I've been upset about not having a good cross platform tool for writing make files. Make files actually is a somewhat too specific description. Perhaps a better one is build configurations.

First of all, I prefer to develop in visual studio, I really need a visual studio project file to work with. Visual Studio projects is a source of problems themselves. Typically when introducing new library paths or other global changes I tend to forget to update all versions (Release, Debug, Release with symbols, ia32, x64, etc.) so after commiting my code, a co worker who works on a different configuration, or even worse in a different project file (we used to need both visual studio 2003 and 2005 to build for all platforms) ends up in a shitty situation. Add to this a separate build system based on make for Linux and Mac that needs to be updated.
You can always blame this kind of errors on sloppy coders, but the problem is really in the process. If there are things that's easy to get wrong, people will make errors so it's better to make things easier to get right.

My personal experience with setting up a build system that works properly on Windows, linux and mac with working dependency tracking is quite painful. The root of all evil in our situation is that you want no redundancy in the included files and settings for the projects. They should be specified in only one place. You also need quite much flexibility in platform specific file lists and compiler flags. The natural approach would is to have the same build system on all platforms with abilities to make platform specific exceptions. I've seen lots of programs that claims to be better than good old make, but CMake is the first I've found that lets me work in Visual Studio without pain and still supports linux and mac properly.

My first impression of CMake wasn't that good. It was quite obvious that the script language was not designed by Donald Knuth. It was built around some macro like constructions with poor type checking and global variables where you feed in your compiler options. Accidentially getting a character wrong in a global variable name means you silently define a new nonsense variable rather than changing the setting you wanted. This is really a pity. I definitely think the CMake developers should have built their system around python or some other decent scripting language rather than creating their own less than stellar language.

After playing around some more with it, it seems very much like a program that does what it's supposed to do. Perhaps not in the most fancy and extensible way, but it gets the job done. That's truely awesome, I've been looking for this program for ages!
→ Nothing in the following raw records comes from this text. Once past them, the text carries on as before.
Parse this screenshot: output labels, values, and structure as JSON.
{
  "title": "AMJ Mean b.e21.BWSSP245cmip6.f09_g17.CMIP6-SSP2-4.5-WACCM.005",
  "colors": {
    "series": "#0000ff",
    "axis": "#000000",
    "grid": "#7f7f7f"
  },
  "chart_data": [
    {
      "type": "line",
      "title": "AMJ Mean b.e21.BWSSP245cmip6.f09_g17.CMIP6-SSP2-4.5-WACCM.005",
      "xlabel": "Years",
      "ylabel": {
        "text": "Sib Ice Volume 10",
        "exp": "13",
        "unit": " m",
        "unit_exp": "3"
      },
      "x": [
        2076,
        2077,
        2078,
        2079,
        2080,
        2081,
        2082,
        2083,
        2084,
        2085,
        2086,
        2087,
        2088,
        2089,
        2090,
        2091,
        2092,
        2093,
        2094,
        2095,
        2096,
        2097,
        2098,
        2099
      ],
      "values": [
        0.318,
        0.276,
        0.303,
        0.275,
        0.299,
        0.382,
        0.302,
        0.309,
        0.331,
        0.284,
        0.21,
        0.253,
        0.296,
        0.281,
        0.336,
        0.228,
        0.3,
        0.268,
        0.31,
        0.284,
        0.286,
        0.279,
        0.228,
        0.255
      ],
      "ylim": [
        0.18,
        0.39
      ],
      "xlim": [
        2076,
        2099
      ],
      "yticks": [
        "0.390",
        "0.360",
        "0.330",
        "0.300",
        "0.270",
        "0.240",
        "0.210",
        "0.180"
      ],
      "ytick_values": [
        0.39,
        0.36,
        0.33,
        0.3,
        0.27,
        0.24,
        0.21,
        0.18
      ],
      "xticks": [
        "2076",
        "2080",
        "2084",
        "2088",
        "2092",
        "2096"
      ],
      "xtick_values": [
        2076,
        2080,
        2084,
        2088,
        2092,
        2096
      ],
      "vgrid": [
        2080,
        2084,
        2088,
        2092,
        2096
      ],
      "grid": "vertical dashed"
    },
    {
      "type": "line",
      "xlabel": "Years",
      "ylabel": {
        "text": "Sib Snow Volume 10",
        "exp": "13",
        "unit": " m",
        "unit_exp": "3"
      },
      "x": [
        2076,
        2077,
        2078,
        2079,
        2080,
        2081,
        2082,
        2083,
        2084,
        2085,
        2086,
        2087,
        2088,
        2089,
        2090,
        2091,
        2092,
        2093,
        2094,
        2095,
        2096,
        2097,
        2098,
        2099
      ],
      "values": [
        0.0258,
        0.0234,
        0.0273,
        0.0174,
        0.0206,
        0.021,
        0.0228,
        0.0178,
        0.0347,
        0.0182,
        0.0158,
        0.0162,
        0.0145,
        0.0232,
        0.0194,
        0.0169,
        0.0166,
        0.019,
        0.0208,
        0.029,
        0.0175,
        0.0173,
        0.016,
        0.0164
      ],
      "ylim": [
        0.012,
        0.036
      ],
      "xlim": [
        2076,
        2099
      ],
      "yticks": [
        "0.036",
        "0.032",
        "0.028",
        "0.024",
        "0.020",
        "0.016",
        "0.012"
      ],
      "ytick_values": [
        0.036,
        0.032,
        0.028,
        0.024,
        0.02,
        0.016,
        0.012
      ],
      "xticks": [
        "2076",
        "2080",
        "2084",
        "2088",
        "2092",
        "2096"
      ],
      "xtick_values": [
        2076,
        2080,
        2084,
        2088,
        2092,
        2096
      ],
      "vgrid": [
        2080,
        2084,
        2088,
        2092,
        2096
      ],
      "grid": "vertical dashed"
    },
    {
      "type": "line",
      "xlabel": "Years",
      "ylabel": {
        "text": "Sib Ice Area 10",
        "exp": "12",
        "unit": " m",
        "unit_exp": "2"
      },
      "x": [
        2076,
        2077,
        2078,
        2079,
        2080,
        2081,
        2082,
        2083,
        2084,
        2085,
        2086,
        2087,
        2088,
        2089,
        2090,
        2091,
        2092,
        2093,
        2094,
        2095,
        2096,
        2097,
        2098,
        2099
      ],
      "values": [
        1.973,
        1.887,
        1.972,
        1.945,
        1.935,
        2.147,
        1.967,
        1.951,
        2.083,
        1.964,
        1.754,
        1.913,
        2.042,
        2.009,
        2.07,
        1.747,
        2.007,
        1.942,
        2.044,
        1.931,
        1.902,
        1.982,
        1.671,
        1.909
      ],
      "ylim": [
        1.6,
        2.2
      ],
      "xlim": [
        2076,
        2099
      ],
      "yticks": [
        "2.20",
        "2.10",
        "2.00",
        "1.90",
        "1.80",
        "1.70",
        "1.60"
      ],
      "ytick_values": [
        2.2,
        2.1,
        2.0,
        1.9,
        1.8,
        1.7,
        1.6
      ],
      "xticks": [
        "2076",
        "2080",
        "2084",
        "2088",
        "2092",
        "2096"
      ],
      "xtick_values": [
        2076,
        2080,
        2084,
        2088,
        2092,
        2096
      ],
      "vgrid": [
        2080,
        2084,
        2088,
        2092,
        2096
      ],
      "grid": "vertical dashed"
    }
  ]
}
The major change in how I will develop with this system is that adding new files, library dependencies is done in a separate configuration file instead using the gui in visual studio. Then you just regenerate the projects and all is fine. The added bonus is that this one change update all configurations and platforms. To make things more convenient, they actually have a dependency on the specification files in the generated visual studio projects so when you change the project definition it will trigger a rebuild of the visual studio project. It seems to work good for most situations but I've managed to make things wrong in a way where the old project file was ruined and no new one was generated. This meant I had fix the error and manually run CMake to get the project file generated properly.

We've run into lots of problems so far, but all of them has been possible to work around. I've noticed when googling about the problems we've had, many of them have been solved quite recently. I chose to think of this as a good thing. If there are serious problems they provide some kind of solution rather than letting the users know that they are doing things wrong.

So far I've only been using it in Windows and it seems to do good. I've got it to use precompiled headers, build dll's, generate projects for both x64 and ia32. Soon, I'll see if the system pass the final tests, Linux and Mac.